Encore secures carbon dioxide supply for Bell Creek flood

July 29, 2009
Encore Acquisition Co. said it will purchase carbon dioxide for its Bell Creek tertiary oil recovery project in southeastern Montana from the Lost Cabin gas plant in Fremont County, Wyo.

By OGJ editors
HOUSTON, July 29
-- Encore Acquisition Co. said it will purchase carbon dioxide for its Bell Creek tertiary oil recovery project in southeastern Montana from the Lost Cabin gas plant in Fremont County, Wyo.

Under the terms of the agreement, Encore will purchase all volumes available from the plant, initially estimated at 50 MMcfd. Initial term of the contract is 15 years.

The company plans to build compression facilities adjacent to the plant and construct a 206-mile pipeline to transport compressed CO2 to Bell Creek where it will upgrade its current waterflood into a miscible CO2 flood.

Bell Creek contained an estimated 350 million bbl of original oil in place with about 221 million bbl remaining, according to the company.

The reservoir at Bell Creek is at 4,500 ft, which allows for CO2 miscibility, Encore noted. In addition, the company expects a rapid production response because of the reservoir's 900 md permeability and average 24% porosity. Encore expects to begin seeing a production response within 6 months to 1 year after first injection.

Encore estimates that the CO2 project will recover an incremental 30.1 million bbl of oil, and at the current strip price generate more than $800 million of net cash flow for the company during the project's 20-25 year life.

Utilizing 100% of the available CO2, Encore expects the production response will exceed 6,500 bo/d by 2015 and to stay relatively flat for 10 years before beginning to decline in about 2025. It expects a peak response of about 7,000 bo/d in this case.

Utilizing 70% of the available CO2, its estimate is that the production response will exceed 5,000 bo/d by 2015 and to stay relatively flat for 12 years before beginning to decline in about 2027. Peak response will be about 5,500 bo/d, it said.

Under the 70% scenario, the company said that the remaining 30% would be earmarked for possible acquisitions in the Powder River basin.

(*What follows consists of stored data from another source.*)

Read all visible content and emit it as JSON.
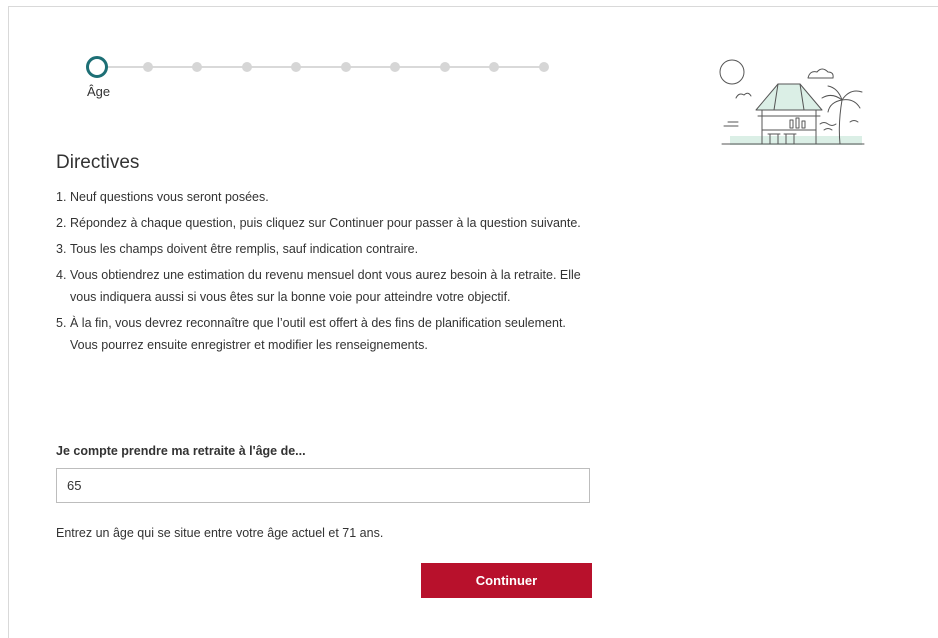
{
  "stepper": {
    "total_steps": 10,
    "current_step": 1,
    "current_label": "Âge",
    "active_color": "#1d6f75",
    "inactive_color": "#d6d6d6"
  },
  "illustration": {
    "icon": "beach-hut-palm-sun-icon"
  },
  "directives": {
    "title": "Directives",
    "items": [
      {
        "num": "1.",
        "text": "Neuf questions vous seront posées."
      },
      {
        "num": "2.",
        "text": "Répondez à chaque question, puis cliquez sur Continuer pour passer à la question suivante."
      },
      {
        "num": "3.",
        "text": "Tous les champs doivent être remplis, sauf indication contraire."
      },
      {
        "num": "4.",
        "text": "Vous obtiendrez une estimation du revenu mensuel dont vous aurez besoin à la retraite. Elle vous indiquera aussi si vous êtes sur la bonne voie pour atteindre votre objectif."
      },
      {
        "num": "5.",
        "text": "À la fin, vous devrez reconnaître que l’outil est offert à des fins de planification seulement. Vous pourrez ensuite enregistrer et modifier les renseignements."
      }
    ]
  },
  "form": {
    "retirement_age_label": "Je compte prendre ma retraite à l'âge de...",
    "retirement_age_value": "65",
    "hint": "Entrez un âge qui se situe entre votre âge actuel et 71 ans.",
    "continue_label": "Continuer",
    "button_color": "#b8112c"
  }
}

Encore plans to immediately begin upgrading the Bell Creek field infrastructure to handle higher water injection and production volumes, facilitate injection and production of CO2, and to reinject produced water and CO2 streams.

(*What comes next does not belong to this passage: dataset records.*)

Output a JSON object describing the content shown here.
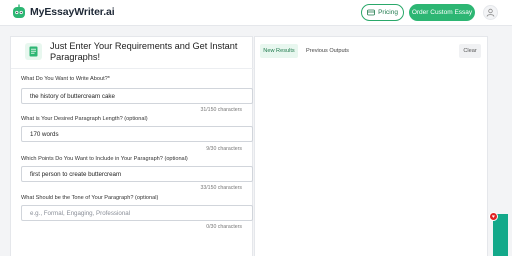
{
  "header": {
    "brand": "MyEssayWriter.ai",
    "pricing_label": "Pricing",
    "order_label": "Order Custom Essay"
  },
  "form": {
    "title": "Just Enter Your Requirements and Get Instant Paragraphs!",
    "topic": {
      "label": "What Do You Want to Write About?*",
      "value": "the history of buttercream cake",
      "counter": "31/150 characters"
    },
    "length": {
      "label": "What is Your Desired Paragraph Length? (optional)",
      "value": "170 words",
      "counter": "9/30 characters"
    },
    "points": {
      "label": "Which Points Do You Want to Include in Your Paragraph? (optional)",
      "value": "first person to create buttercream",
      "counter": "33/150 characters"
    },
    "tone": {
      "label": "What Should be the Tone of Your Paragraph? (optional)",
      "placeholder": "e.g., Formal, Engaging, Professional",
      "counter": "0/30 characters"
    }
  },
  "results": {
    "tabs": [
      "New Results",
      "Previous Outputs"
    ],
    "active_tab": "New Results",
    "clear_label": "Clear"
  },
  "widget": {
    "badge_icon": "heart-icon"
  },
  "colors": {
    "accent": "#2db673",
    "accent_light": "#e8f7ef",
    "widget": "#13a98a",
    "badge": "#e02424"
  }
}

During the first 10 years of the project, the company plans to reactivate 275 wells and drill up to an additional 75 wells to install a five-spot CO2 injection pattern across the field on 40 acre spacing.

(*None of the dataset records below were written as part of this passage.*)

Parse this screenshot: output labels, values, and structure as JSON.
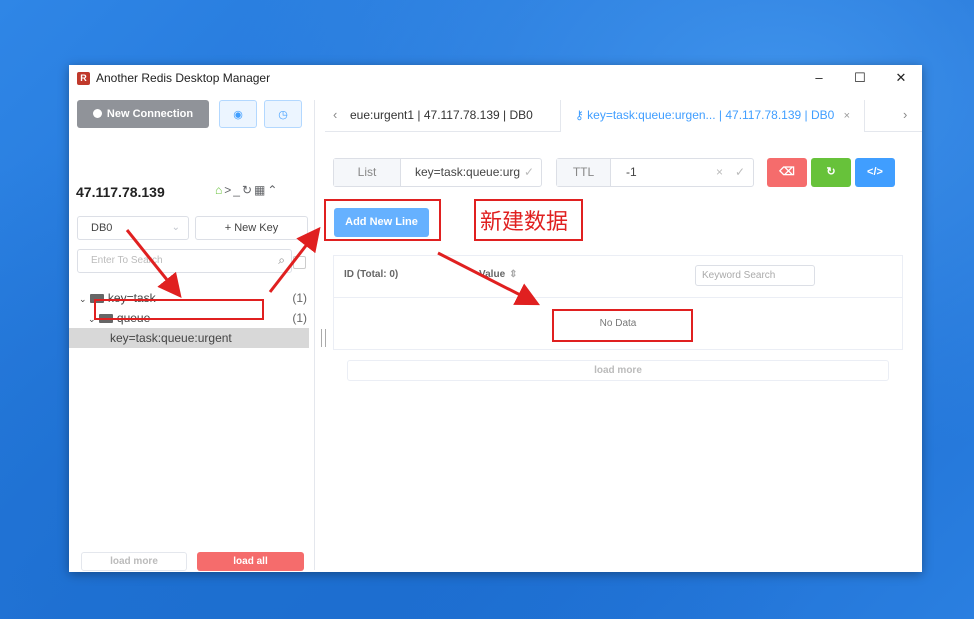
{
  "window": {
    "title": "Another Redis Desktop Manager",
    "minimize": "–",
    "maximize": "☐",
    "close": "✕"
  },
  "sidebar": {
    "new_connection": "New Connection",
    "connection_name": "47.117.78.139",
    "db_select": "DB0",
    "new_key": "+ New Key",
    "search_placeholder": "Enter To Search",
    "tree": [
      {
        "label": "key=task",
        "count": "(1)",
        "expanded": true
      },
      {
        "label": "queue",
        "count": "(1)",
        "expanded": true
      },
      {
        "label": "key=task:queue:urgent",
        "selected": true
      }
    ],
    "load_more": "load more",
    "load_all": "load all"
  },
  "tabs": [
    {
      "label": "eue:urgent1 | 47.117.78.139 | DB0",
      "active": false
    },
    {
      "label": "key=task:queue:urgen... | 47.117.78.139 | DB0",
      "active": true
    }
  ],
  "key_detail": {
    "type": "List",
    "key_name": "key=task:queue:urg",
    "ttl_label": "TTL",
    "ttl_value": "-1",
    "add_new_line": "Add New Line",
    "table": {
      "col_id": "ID (Total: 0)",
      "col_value": "Value",
      "keyword_placeholder": "Keyword Search",
      "empty_text": "No Data"
    },
    "load_more": "load more"
  },
  "annotation_text": "新建数据",
  "colors": {
    "primary": "#409eff",
    "danger": "#f56c6c",
    "success": "#67c23a",
    "annotation": "#e02020"
  }
}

Its estimated cost for the project is about $425 million during the its life, with about $345 million being spent the first 20-24 months and the remainder being invested in years 5-10 as the project is phased in.

Encore plans to develop the project in seven phases depending on such variable as injection response, timing and magnitude of CO2 recycle, current maturity of well reactivation, reservoir repressurization needs, and surface facility requirements.

It said the project has an estimated $14/bbl finding and development cost.